Minos clears his throat. “The public is responding exactly as you anticipated. They’re doing most of the work for us. One of them even tried to kill Athena this morning, which is significantly more ballsy than I expected so early in the process.” A beat. “Yes, the timeline is intact. It’s a waiting game until the ship docks and our…packages…are unloaded. I’ll, of course, keep you updated.” A pause. “Stop lurking in the halls and get in here.” He’s lost the false cheer in his voice, but I prefer him this way.
When it’s just us, Minos never pretends to be anything other than what he is. A predator, just like me.
I step into the office. It’s nearly identical to the one he set up in the country house he bought from Hermes. A large, dark wooden desk dominates the space with a floor-to-ceiling window overlooking the city behind it. The other two walls are lined with bookshelves, though in all the time I’ve known him, I’ve never seen him read. Ariadne is the reader of the family, but Minos would never allow her bent and dog-eared romance novels to populate the shelves of his space.
“Shut the door.”
My stomach drops, but I obey. I clench my jaw and keep the limp out of my stride as much as possible as I cross to sink down in the chair across the desk from him.
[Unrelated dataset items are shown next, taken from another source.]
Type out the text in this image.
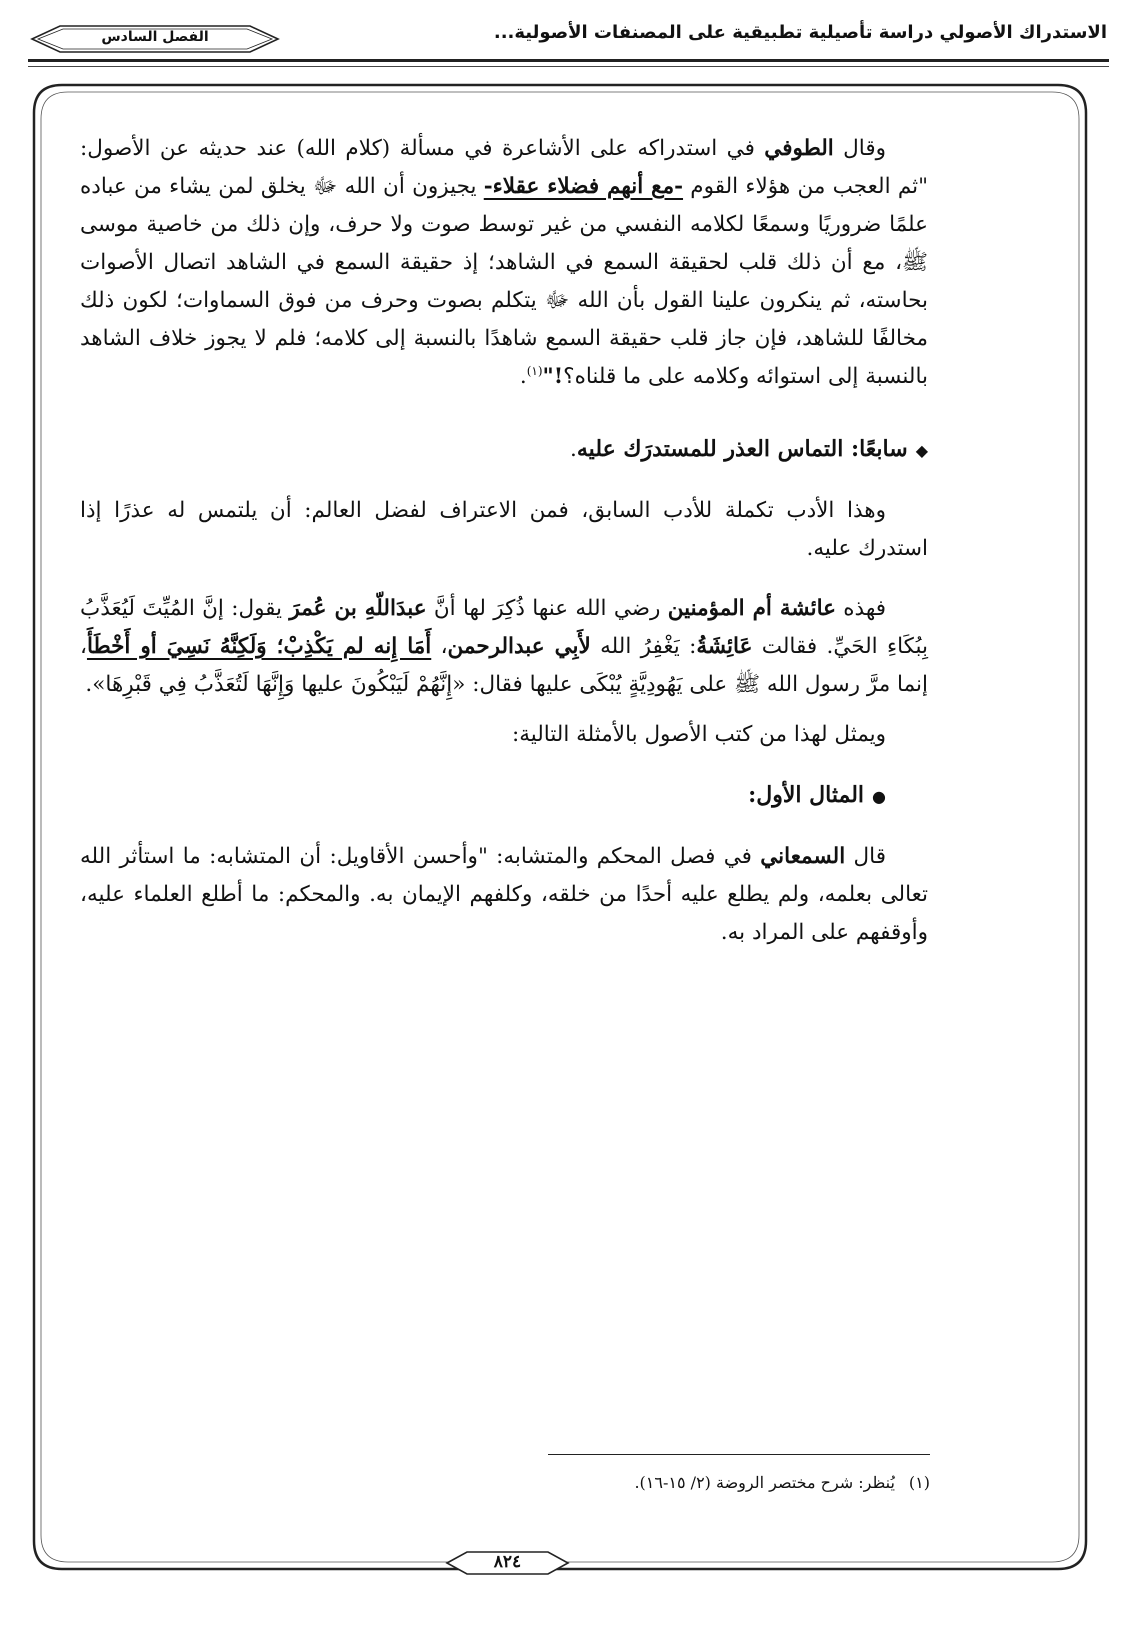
الاستدراك الأصولي دراسة تأصيلية تطبيقية على المصنفات الأصولية...
الفصل السادس

وقال الطوفي في استدراكه على الأشاعرة في مسألة (كلام الله) عند حديثه عن الأصول: "ثم العجب من هؤلاء القوم -مع أنهم فضلاء عقلاء- يجيزون أن الله ﷻ يخلق لمن يشاء من عباده علمًا ضروريًا وسمعًا لكلامه النفسي من غير توسط صوت ولا حرف، وإن ذلك من خاصية موسى ﷺ، مع أن ذلك قلب لحقيقة السمع في الشاهد؛ إذ حقيقة السمع في الشاهد اتصال الأصوات بحاسته، ثم ينكرون علينا القول بأن الله ﷻ يتكلم بصوت وحرف من فوق السماوات؛ لكون ذلك مخالفًا للشاهد، فإن جاز قلب حقيقة السمع شاهدًا بالنسبة إلى كلامه؛ فلم لا يجوز خلاف الشاهد بالنسبة إلى استوائه وكلامه على ما قلناه؟!"$^{(١)}$.

◆سابعًا: التماس العذر للمستدرَك عليه.

وهذا الأدب تكملة للأدب السابق، فمن الاعتراف لفضل العالم: أن يلتمس له عذرًا إذا استدرك عليه.

فهذه عائشة أم المؤمنين رضي الله عنها ذُكِرَ لها أنَّ عبدَاللّهِ بن عُمرَ يقول: إنَّ المُيِّتَ لَيُعَذَّبُ بِبُكَاءِ الحَيِّ. فقالت عَائِشَةُ: يَغْفِرُ الله لأَبِي عبدالرحمن، أَمَا إِنه لم يَكْذِبْ؛ وَلَكِنَّهُ نَسِيَ أو أَخْطَأَ، إنما مرَّ رسول الله ﷺ على يَهُودِيَّةٍ يُبْكَى عليها فقال: «إِنَّهُمْ لَيَبْكُونَ عليها وَإِنَّهَا لَتُعَذَّبُ فِي قَبْرِهَا».

ويمثل لهذا من كتب الأصول بالأمثلة التالية:

●المثال الأول:

قال السمعاني في فصل المحكم والمتشابه: "وأحسن الأقاويل: أن المتشابه: ما استأثر الله تعالى بعلمه، ولم يطلع عليه أحدًا من خلقه، وكلفهم الإيمان به. والمحكم: ما أطلع العلماء عليه، وأوقفهم على المراد به.

(١)يُنظر: شرح مختصر الروضة (٢/ ١٥-١٦).
٨٢٤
Even with that effort, his gaze lingers on my injured knee and distaste flickers across his features. He grabs a tablet and his fingers sweep over the screen. “I’d like you to explain this to me.”
He spins it to face me, and the sinking feeling in my stomach gets worse. It’s a MuseWatch article on the home page. The photographer caught me right as I was walking up to Aphrodite’s building, and I don’t know what the fuck I was thinking in that moment, but I can’t deny that I look…lost. The headline is even worse.
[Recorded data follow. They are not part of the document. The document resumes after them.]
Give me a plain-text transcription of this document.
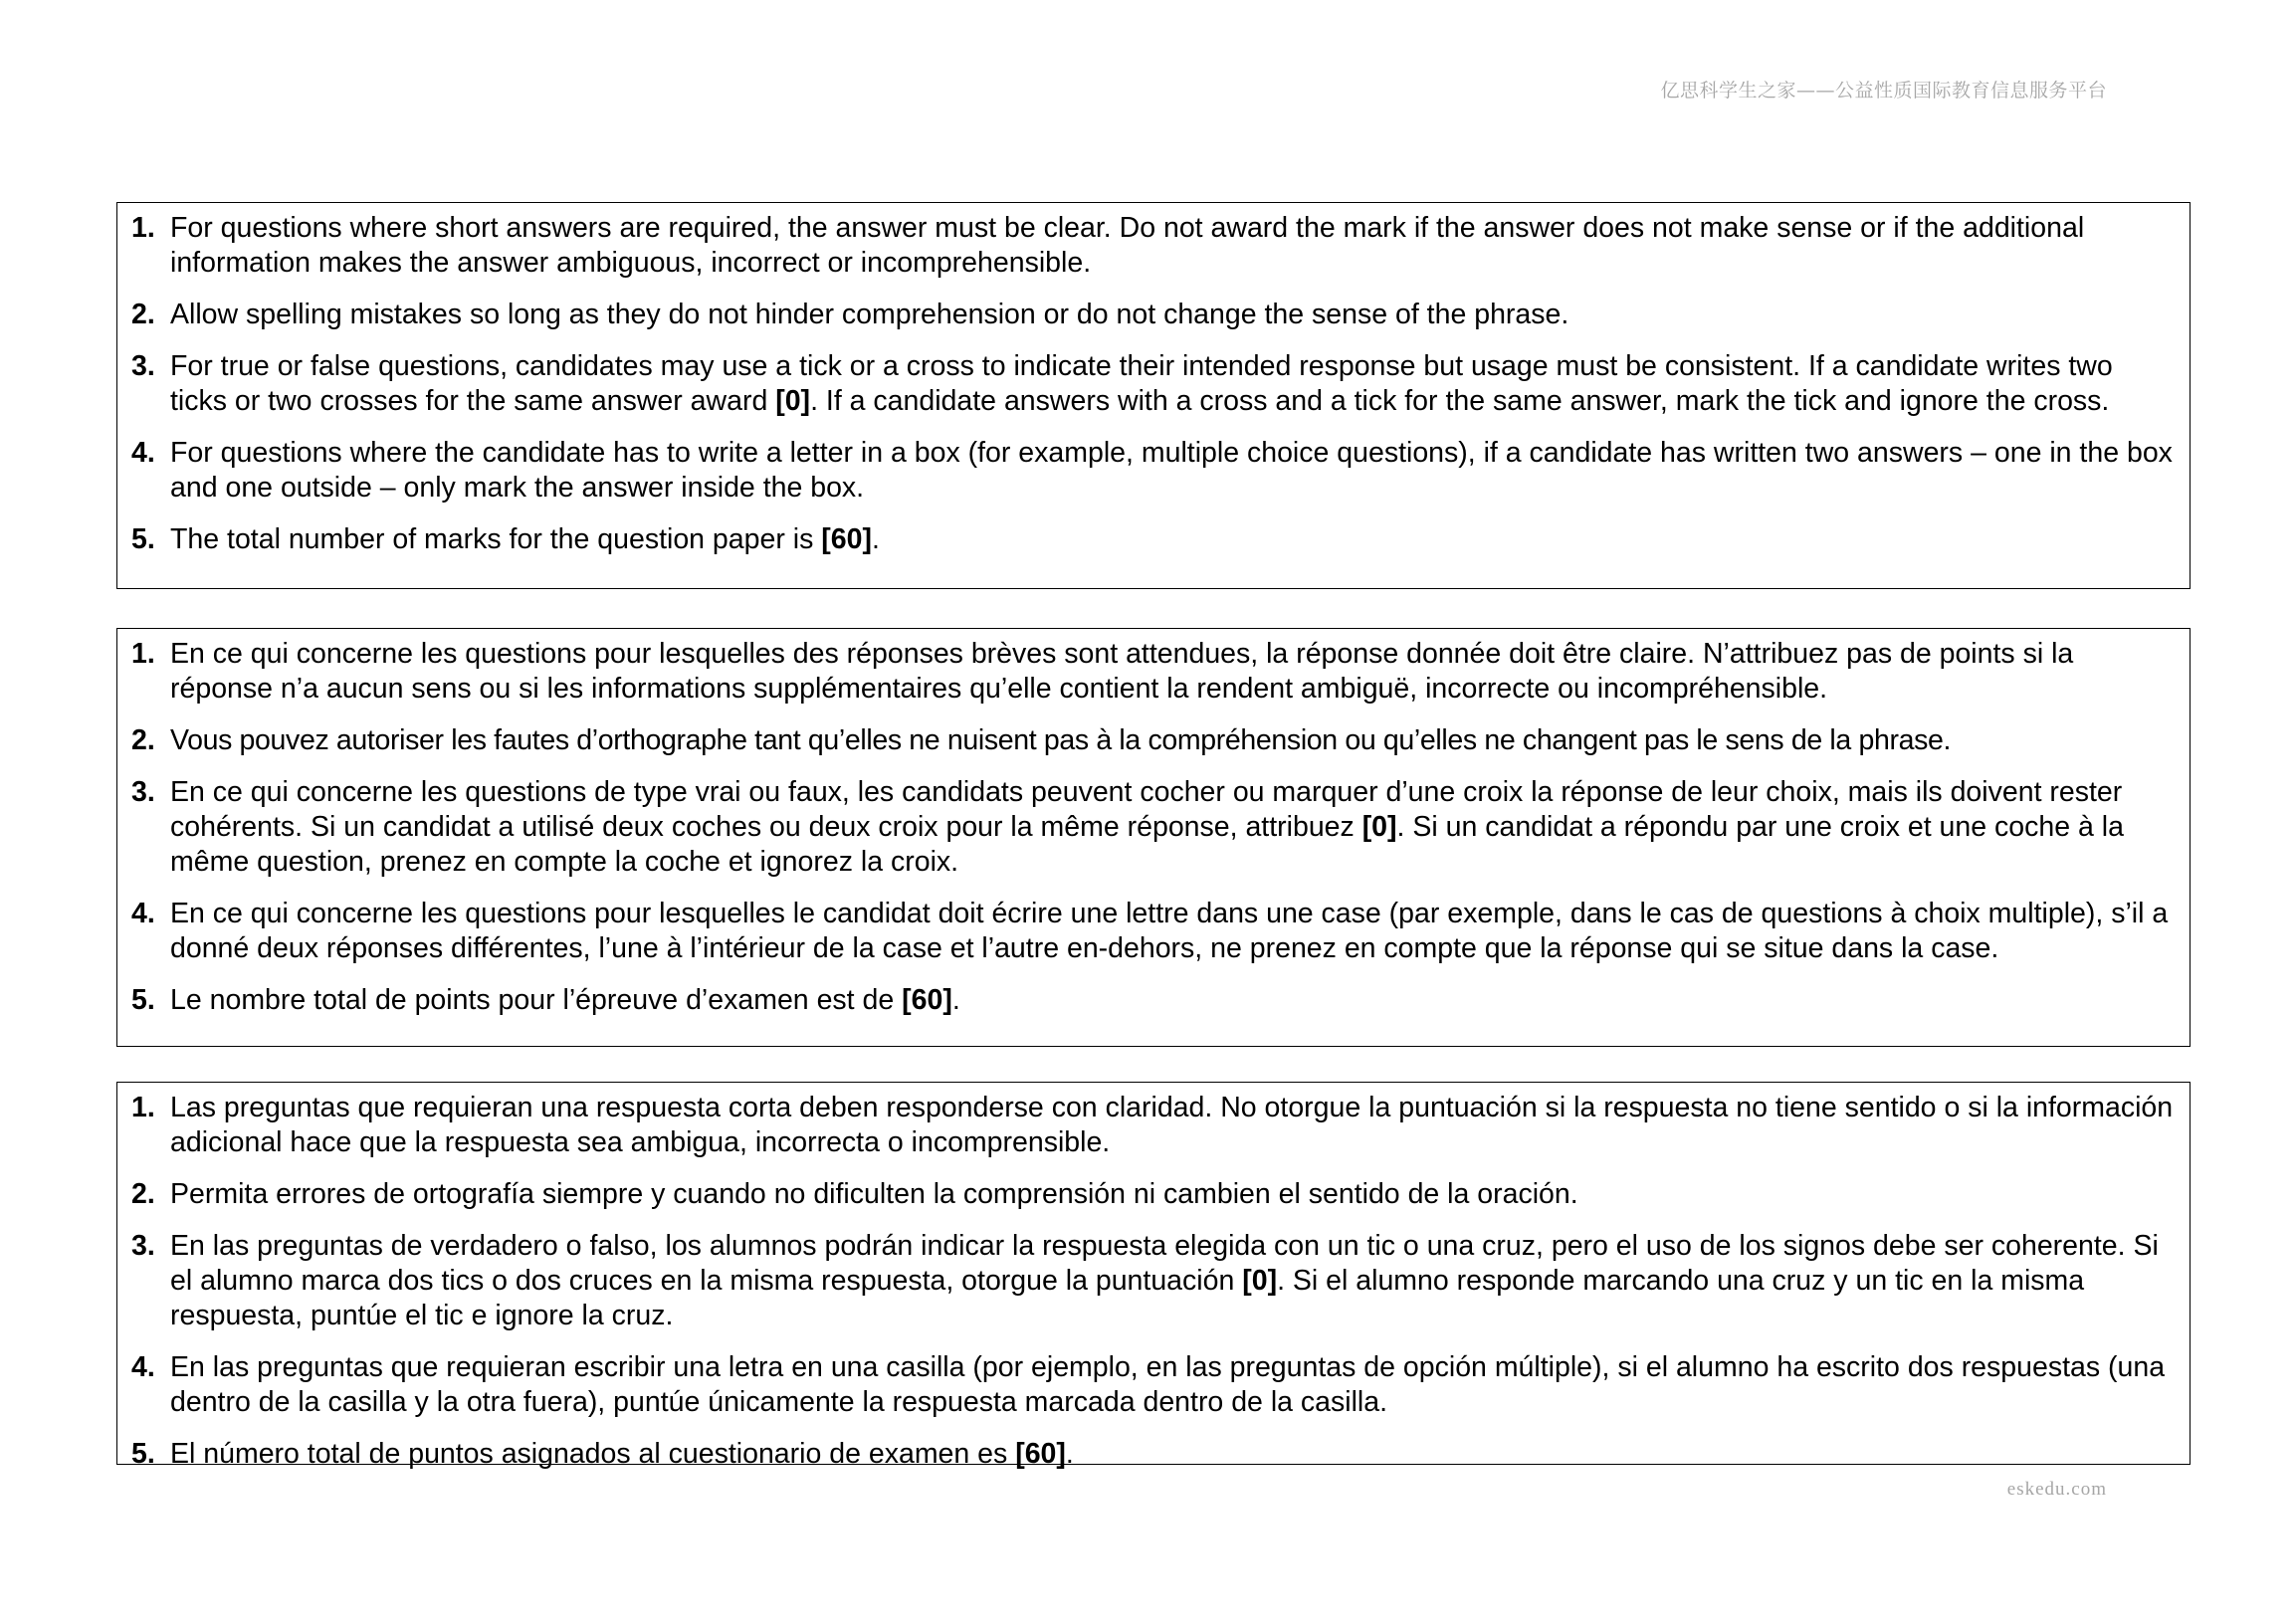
亿思科学生之家——公益性质国际教育信息服务平台
1. For questions where short answers are required, the answer must be clear. Do not award the mark if the answer does not make sense or if the additional information makes the answer ambiguous, incorrect or incomprehensible.
2. Allow spelling mistakes so long as they do not hinder comprehension or do not change the sense of the phrase.
3. For true or false questions, candidates may use a tick or a cross to indicate their intended response but usage must be consistent. If a candidate writes two ticks or two crosses for the same answer award [0]. If a candidate answers with a cross and a tick for the same answer, mark the tick and ignore the cross.
4. For questions where the candidate has to write a letter in a box (for example, multiple choice questions), if a candidate has written two answers – one in the box and one outside – only mark the answer inside the box.
5. The total number of marks for the question paper is [60].
1. En ce qui concerne les questions pour lesquelles des réponses brèves sont attendues, la réponse donnée doit être claire. N’attribuez pas de points si la réponse n’a aucun sens ou si les informations supplémentaires qu’elle contient la rendent ambiguë, incorrecte ou incompréhensible.
2. Vous pouvez autoriser les fautes d’orthographe tant qu’elles ne nuisent pas à la compréhension ou qu’elles ne changent pas le sens de la phrase.
3. En ce qui concerne les questions de type vrai ou faux, les candidats peuvent cocher ou marquer d’une croix la réponse de leur choix, mais ils doivent rester cohérents. Si un candidat a utilisé deux coches ou deux croix pour la même réponse, attribuez [0]. Si un candidat a répondu par une croix et une coche à la même question, prenez en compte la coche et ignorez la croix.
4. En ce qui concerne les questions pour lesquelles le candidat doit écrire une lettre dans une case (par exemple, dans le cas de questions à choix multiple), s’il a donné deux réponses différentes, l’une à l’intérieur de la case et l’autre en-dehors, ne prenez en compte que la réponse qui se situe dans la case.
5. Le nombre total de points pour l’épreuve d’examen est de [60].
1. Las preguntas que requieran una respuesta corta deben responderse con claridad. No otorgue la puntuación si la respuesta no tiene sentido o si la información adicional hace que la respuesta sea ambigua, incorrecta o incomprensible.
2. Permita errores de ortografía siempre y cuando no dificulten la comprensión ni cambien el sentido de la oración.
3. En las preguntas de verdadero o falso, los alumnos podrán indicar la respuesta elegida con un tic o una cruz, pero el uso de los signos debe ser coherente. Si el alumno marca dos tics o dos cruces en la misma respuesta, otorgue la puntuación [0]. Si el alumno responde marcando una cruz y un tic en la misma respuesta, puntúe el tic e ignore la cruz.
4. En las preguntas que requieran escribir una letra en una casilla (por ejemplo, en las preguntas de opción múltiple), si el alumno ha escrito dos respuestas (una dentro de la casilla y la otra fuera), puntúe únicamente la respuesta marcada dentro de la casilla.
5. El número total de puntos asignados al cuestionario de examen es [60].
eskedu.com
POOR HEPHAESTUS. AT HOME WAITING FOR HIS WIFE WHILE SHE’S OUT PHILANDERING.
I skim the article, which is pitying, but significantly more sympathetic than previous ones. Adonis’s plan is working, but it doesn’t make me feel any better about being painted as some poor sap waiting with his heart in his hand while his wife runs around town with anyone who will have her.
With Pandora.
“I—”
Minos talks right over me. “Because it looks like my foster son is playing the part of a pathetic weakling who can’t control his wife. It’s been less than a week, and she’s already been photographed with four separate people who aren’t you. The entire city is laughing at you. At us.”
That’s the crux of the matter. Pandora might think I follow Minos without question, but I know what he is and what his priorities are. How he’s acted with me since the Ares competition has more than proved that. I’m no use to him if I’m not in perfect health and the very picture of obedience. “I’m working on it.”
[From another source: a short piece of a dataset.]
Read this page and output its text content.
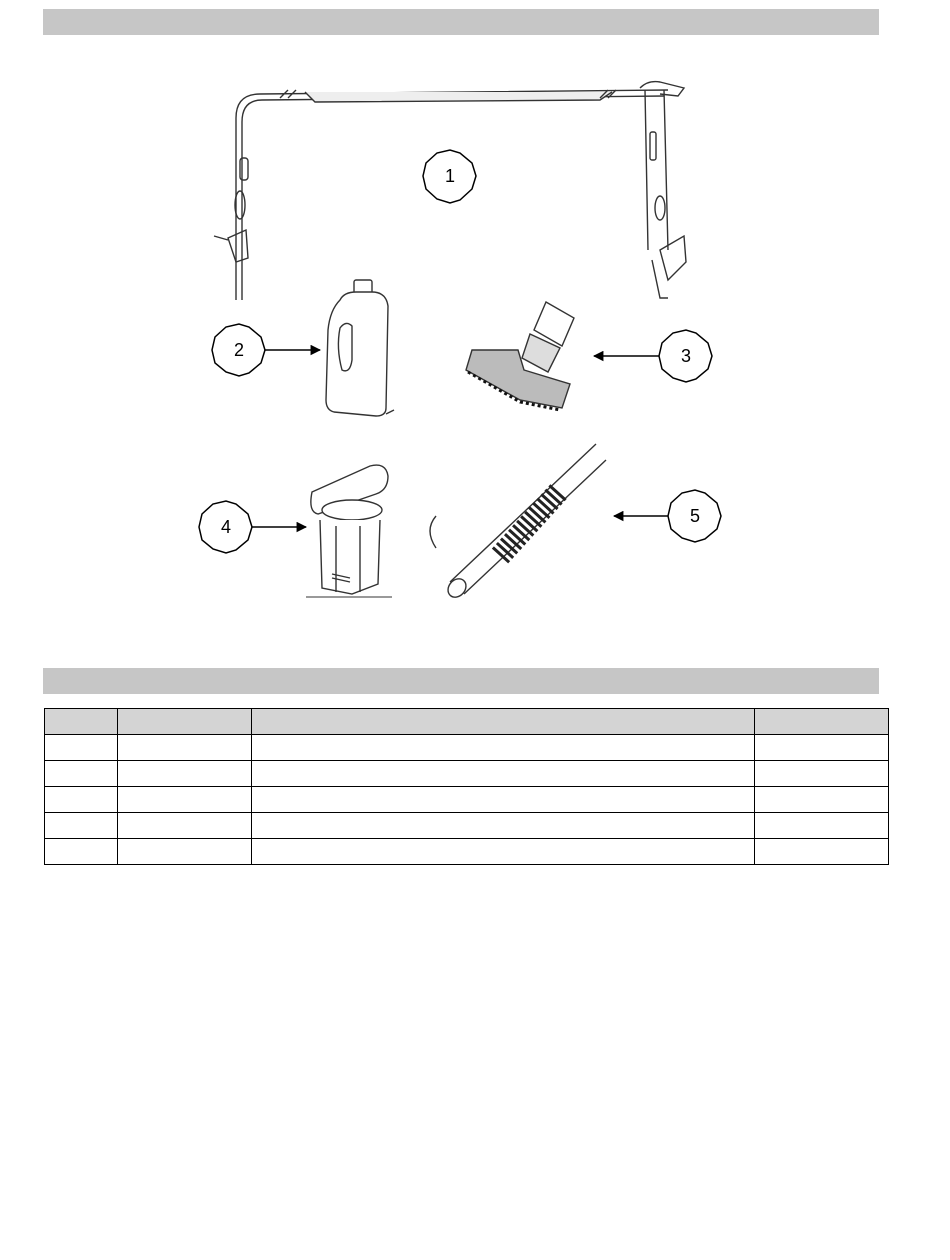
1
2	3
4
5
“Are you? Because it appears you’re pining.” He spits it as if it’s a dirty word. “You look weak, which makes us look weak by extension. I have put too much effort into garnering favor with the Olympian people to have you undo it in a few short days. It’s unacceptable.”
Frustration sinks its roots into me. “If you have a better idea to gain public favor, I’d love to hear it.”
“Watch how you speak to me, boy.” His tone goes sharp and dark. “I pulled you out of the gutter and I can put you right back into it. You’ve failed me one too many times already. Do it again, and I’m going stop being so nice.”
“I’m sorry. I’ll fix it.”
“You’d better. You won’t like how things fall out if I’m required to step in.”
You’re Hephaestus now.
“I’ll take care of it.” I shake my head sharply, trying to banish Pandora’s voice. It doesn’t matter if I’m technically one of the thirteen most powerful people in the city. So was the last Hephaestus, and look where he is now.
Six feet underground, food for the worms.
The same can happen to me.
The same will happen to me if I don’t fix this.